Himalayan countries like Bhutan see harsh, bitter winters. At these times, fresh fruit and vegetables are in short supply and so, the Bhutanese will dry and preserve a lot of vegetables during the summer.
Lom is a popular side dish in Bhutan, particularly when the weather becomes cooler. To make it, turnip leaves are dried, preserved, and then served sauteed.
Khatem is an Indian bitter gourd that is often sliced and fried before being served. It is often eaten for breakfast.
The taste is quite bitter and unique. It is quite a stark contrast to what you typically expect to taste when eating fruit but it works.
Bhutan Food Information
A few additional considerations for exploring Bhutan and sampling Bhutanese food are provided below.
- You should not drink the water in Bhutan and as such, bottles of cold mineral water are typically served at your table with each meal.
- You should avoid eating salads or other foods that have been washed in water where you cannot be sure of the source (good practice wherever you go)
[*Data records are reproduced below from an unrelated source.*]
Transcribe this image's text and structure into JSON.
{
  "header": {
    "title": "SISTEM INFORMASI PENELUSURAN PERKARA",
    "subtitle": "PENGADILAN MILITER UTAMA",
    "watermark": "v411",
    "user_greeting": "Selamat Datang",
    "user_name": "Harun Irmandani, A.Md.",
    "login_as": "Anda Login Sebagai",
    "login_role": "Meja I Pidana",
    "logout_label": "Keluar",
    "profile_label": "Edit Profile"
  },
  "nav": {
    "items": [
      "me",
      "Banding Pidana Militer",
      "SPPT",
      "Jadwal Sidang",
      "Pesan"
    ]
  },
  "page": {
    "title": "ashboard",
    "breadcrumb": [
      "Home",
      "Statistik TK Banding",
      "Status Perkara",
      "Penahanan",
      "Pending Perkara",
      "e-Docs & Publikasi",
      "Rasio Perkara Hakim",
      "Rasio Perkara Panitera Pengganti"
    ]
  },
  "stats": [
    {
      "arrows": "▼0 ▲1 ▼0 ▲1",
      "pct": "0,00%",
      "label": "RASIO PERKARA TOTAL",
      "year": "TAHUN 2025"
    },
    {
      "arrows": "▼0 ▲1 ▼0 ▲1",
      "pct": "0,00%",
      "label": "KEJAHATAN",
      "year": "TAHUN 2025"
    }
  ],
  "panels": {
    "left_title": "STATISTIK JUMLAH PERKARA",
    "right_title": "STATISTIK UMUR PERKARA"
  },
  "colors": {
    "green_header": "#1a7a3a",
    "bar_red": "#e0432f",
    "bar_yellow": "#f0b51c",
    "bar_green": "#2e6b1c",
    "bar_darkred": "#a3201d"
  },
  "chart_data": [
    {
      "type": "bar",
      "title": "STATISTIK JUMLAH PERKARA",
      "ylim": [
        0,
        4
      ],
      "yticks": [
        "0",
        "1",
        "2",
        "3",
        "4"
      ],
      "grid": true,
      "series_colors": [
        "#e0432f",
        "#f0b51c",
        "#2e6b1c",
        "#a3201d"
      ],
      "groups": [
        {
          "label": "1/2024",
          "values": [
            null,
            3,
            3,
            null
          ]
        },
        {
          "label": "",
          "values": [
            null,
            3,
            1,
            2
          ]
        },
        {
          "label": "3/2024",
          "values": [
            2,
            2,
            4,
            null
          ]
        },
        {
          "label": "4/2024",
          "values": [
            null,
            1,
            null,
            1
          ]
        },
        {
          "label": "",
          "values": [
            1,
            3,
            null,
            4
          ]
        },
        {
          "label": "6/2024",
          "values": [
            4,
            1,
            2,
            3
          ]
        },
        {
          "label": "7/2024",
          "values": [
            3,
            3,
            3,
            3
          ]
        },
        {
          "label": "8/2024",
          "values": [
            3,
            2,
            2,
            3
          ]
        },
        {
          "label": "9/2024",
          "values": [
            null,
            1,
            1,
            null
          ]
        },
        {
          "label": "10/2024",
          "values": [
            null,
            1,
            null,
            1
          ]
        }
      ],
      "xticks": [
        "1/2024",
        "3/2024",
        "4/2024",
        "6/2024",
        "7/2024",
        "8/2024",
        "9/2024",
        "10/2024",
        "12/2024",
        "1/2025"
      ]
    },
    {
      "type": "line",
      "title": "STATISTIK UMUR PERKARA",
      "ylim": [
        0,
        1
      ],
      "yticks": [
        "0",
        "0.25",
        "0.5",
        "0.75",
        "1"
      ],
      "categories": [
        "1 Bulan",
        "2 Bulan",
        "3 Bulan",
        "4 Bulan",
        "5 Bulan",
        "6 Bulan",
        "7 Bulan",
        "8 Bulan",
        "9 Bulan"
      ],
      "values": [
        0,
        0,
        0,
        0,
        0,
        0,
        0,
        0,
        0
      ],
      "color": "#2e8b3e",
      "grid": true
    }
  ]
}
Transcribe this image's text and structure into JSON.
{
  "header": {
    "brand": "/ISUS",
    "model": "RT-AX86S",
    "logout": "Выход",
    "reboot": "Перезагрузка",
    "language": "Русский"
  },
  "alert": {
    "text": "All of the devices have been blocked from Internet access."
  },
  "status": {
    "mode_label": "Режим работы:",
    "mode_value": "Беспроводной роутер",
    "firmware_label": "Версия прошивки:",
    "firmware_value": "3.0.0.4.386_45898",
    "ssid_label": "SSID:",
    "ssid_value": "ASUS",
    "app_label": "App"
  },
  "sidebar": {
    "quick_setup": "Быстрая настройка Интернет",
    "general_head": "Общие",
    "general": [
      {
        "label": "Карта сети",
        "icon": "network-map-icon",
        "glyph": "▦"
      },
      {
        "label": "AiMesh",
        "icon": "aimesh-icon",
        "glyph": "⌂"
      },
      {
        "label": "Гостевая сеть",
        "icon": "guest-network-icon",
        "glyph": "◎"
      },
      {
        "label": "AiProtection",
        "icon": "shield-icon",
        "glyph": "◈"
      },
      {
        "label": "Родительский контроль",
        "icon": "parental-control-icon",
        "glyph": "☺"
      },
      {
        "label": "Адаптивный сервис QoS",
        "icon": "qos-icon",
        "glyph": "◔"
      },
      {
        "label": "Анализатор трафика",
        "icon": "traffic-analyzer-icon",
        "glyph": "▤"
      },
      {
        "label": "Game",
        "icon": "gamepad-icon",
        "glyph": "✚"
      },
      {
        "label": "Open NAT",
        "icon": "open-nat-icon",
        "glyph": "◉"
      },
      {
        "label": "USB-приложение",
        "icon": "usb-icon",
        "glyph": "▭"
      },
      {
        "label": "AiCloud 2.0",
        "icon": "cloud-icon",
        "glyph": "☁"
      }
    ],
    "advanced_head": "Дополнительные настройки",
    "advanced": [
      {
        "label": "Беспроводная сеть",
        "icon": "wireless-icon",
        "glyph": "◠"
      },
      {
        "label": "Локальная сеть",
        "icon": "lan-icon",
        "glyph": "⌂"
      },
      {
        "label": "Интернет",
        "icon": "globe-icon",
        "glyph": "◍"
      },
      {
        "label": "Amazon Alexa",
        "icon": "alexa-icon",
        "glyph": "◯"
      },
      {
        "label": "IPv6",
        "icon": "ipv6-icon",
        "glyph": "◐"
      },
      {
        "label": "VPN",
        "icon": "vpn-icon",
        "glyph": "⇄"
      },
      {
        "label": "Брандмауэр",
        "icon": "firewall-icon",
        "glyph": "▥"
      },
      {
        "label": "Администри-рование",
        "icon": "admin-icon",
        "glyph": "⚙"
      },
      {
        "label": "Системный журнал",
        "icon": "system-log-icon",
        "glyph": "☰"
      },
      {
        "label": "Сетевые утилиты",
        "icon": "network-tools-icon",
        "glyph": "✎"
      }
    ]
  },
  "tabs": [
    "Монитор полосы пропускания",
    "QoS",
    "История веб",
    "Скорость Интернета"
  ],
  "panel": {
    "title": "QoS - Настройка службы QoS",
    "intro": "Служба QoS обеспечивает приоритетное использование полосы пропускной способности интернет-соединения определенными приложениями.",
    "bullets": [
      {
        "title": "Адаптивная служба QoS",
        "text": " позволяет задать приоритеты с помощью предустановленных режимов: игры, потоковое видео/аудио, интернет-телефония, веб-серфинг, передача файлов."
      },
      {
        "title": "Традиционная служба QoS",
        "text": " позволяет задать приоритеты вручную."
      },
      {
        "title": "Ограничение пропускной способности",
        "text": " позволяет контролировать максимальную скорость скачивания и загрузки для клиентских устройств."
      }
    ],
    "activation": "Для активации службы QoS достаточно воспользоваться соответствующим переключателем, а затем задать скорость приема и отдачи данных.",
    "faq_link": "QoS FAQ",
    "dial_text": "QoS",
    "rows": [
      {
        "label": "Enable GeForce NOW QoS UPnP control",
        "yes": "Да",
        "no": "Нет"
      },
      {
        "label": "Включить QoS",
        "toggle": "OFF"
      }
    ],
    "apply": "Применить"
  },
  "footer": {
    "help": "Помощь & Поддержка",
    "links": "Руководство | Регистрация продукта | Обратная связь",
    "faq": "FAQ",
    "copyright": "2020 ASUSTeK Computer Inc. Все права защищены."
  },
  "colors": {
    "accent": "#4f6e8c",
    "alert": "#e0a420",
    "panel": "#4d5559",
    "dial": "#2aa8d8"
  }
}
- In Bhutanese Buddhist culture, desserts are not typically eaten. Some of the hotels will put on a dessert for Western guests but this is often just fruit.
- Teas are often served in accompaniment of food. You can try traditional black tea, or opt for herbal blends like ginger.
- As a Buddhist nation, killing in any form is illegal in Bhutan (including the slaughter of animals for meat). As such, all of the meat that you consume in Bhutan has been imported from neighbouring India.
As my Bhutan trip drew to a close, I felt sad about leaving Bhutanese food behind and knowing that since this country is so mysterious and isolated from the rest of the world I may never have the opportunity to eat it again. That is, at least not until I return to Bhutan.
Before I left, I took the recipe for ema datshi from my guide who assured me that it would work just fine with cows cheese in place of Yak’s cheese but I have yet to give it a try…
What Bhutanese dishes tickle your fancy the most? If you have traveled to Bhutan already, what was your favourite Bhutanese food?